La basse vallée de l'Indus, dans la province méridionale du Sind, est devenue ces derniers jours la région la plus inondée du Pakistan, à mesure que dans les autres, essentiellement le nord et le centre, les eaux ont fait place à la boue, mettant au jour la pire catastrophe humanitaire de l'histoire de ce pays de près de 170 millions d'habitants.

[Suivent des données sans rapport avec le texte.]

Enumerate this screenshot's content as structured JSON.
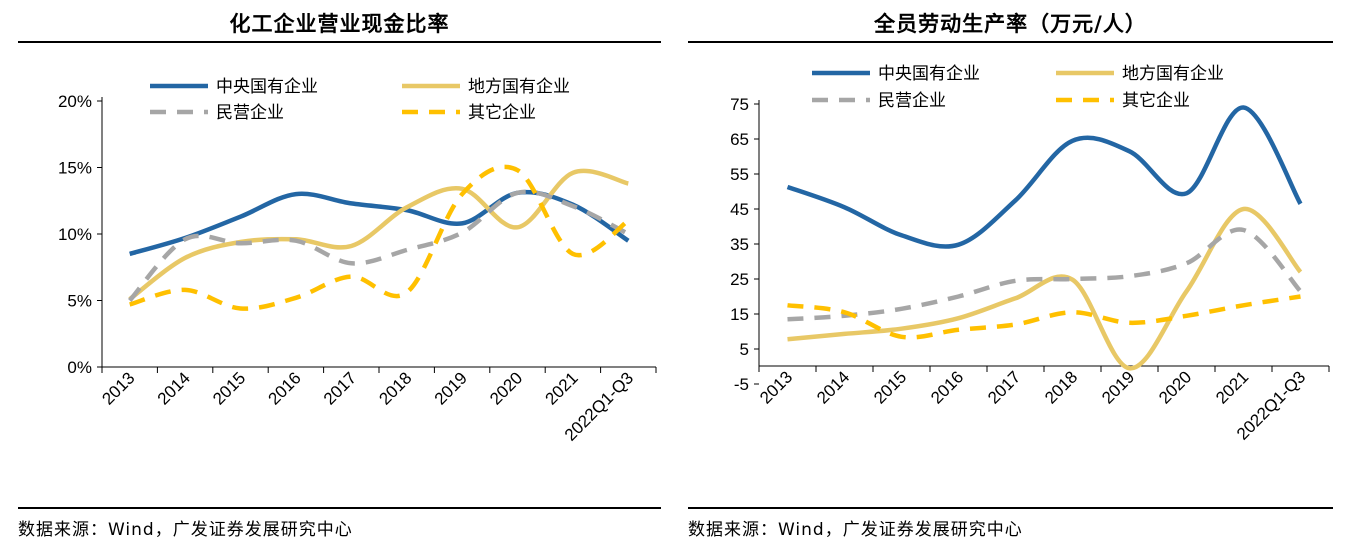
{
  "source_label": "数据来源：Wind，广发证券发展研究中心",
  "chart_data": [
    {
      "type": "line",
      "title": "化工企业营业现金比率",
      "xlabel": "",
      "ylabel": "",
      "categories": [
        "2013",
        "2014",
        "2015",
        "2016",
        "2017",
        "2018",
        "2019",
        "2020",
        "2021",
        "2022Q1-Q3"
      ],
      "y_ticks": [
        "0%",
        "5%",
        "10%",
        "15%",
        "20%"
      ],
      "ylim": [
        0,
        20
      ],
      "y_unit": "%",
      "legend_position": "top",
      "series": [
        {
          "name": "中央国有企业",
          "color": "#2366a4",
          "style": "solid",
          "values": [
            8.5,
            9.7,
            11.3,
            13.0,
            12.3,
            11.8,
            10.8,
            13.1,
            12.2,
            9.5
          ]
        },
        {
          "name": "地方国有企业",
          "color": "#e8c866",
          "style": "solid",
          "values": [
            5.1,
            8.2,
            9.4,
            9.6,
            9.1,
            12.0,
            13.4,
            10.5,
            14.6,
            13.8
          ]
        },
        {
          "name": "民营企业",
          "color": "#a6a6a6",
          "style": "dashed",
          "values": [
            5.0,
            9.6,
            9.3,
            9.5,
            7.8,
            8.8,
            10.1,
            13.1,
            12.1,
            10.0
          ]
        },
        {
          "name": "其它企业",
          "color": "#ffc000",
          "style": "dashed",
          "values": [
            4.7,
            5.8,
            4.4,
            5.2,
            6.8,
            5.6,
            13.0,
            14.8,
            8.5,
            11.0
          ]
        }
      ]
    },
    {
      "type": "line",
      "title": "全员劳动生产率（万元/人）",
      "xlabel": "",
      "ylabel": "",
      "categories": [
        "2013",
        "2014",
        "2015",
        "2016",
        "2017",
        "2018",
        "2019",
        "2020",
        "2021",
        "2022Q1-Q3"
      ],
      "y_ticks": [
        "-5",
        "5",
        "15",
        "25",
        "35",
        "45",
        "55",
        "65",
        "75"
      ],
      "ylim": [
        -5,
        75
      ],
      "y_unit": "",
      "legend_position": "top",
      "series": [
        {
          "name": "中央国有企业",
          "color": "#2366a4",
          "style": "solid",
          "values": [
            51.3,
            45.5,
            37.5,
            34.8,
            47.5,
            64.5,
            61.5,
            49.5,
            74.0,
            46.5
          ]
        },
        {
          "name": "地方国有企业",
          "color": "#e8c866",
          "style": "solid",
          "values": [
            7.8,
            9.3,
            10.8,
            13.8,
            19.5,
            24.8,
            -0.5,
            21.5,
            45.0,
            27.0
          ]
        },
        {
          "name": "民营企业",
          "color": "#a6a6a6",
          "style": "dashed",
          "values": [
            13.5,
            14.5,
            16.5,
            20.0,
            24.5,
            25.0,
            25.8,
            29.5,
            39.0,
            21.5
          ]
        },
        {
          "name": "其它企业",
          "color": "#ffc000",
          "style": "dashed",
          "values": [
            17.5,
            15.5,
            8.5,
            10.5,
            12.0,
            15.5,
            12.5,
            14.5,
            17.5,
            20.0
          ]
        }
      ]
    }
  ]
}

Depuis début août, plus de sept millions de personnes ont été déplacées dans le Sind, dont plus d'un million entre vendredi et samedi, selon l'ONU et les autorités locales.

Cet exode se poursuivait çà et là dimanche mais commençait à se tarir, "la quasi-totalité des gens ayant fui les zones menacées", a expliqué à l'AFP Hadi Bakhsh Kalhoro, un haut responsable du district de Thatta, le plus affecté.

Là, champs et villages sont sous un gigantesque lac d'eau boueuse d'où affleurent quelques arbres, toits et minarets. Des sinistrés se sont installés sur le sommet de digues qui ont résisté, ont témoigné des journalistes de l'AFP embarqués samedi dans un hélicoptère de l'armée qui leur larguait des vivres.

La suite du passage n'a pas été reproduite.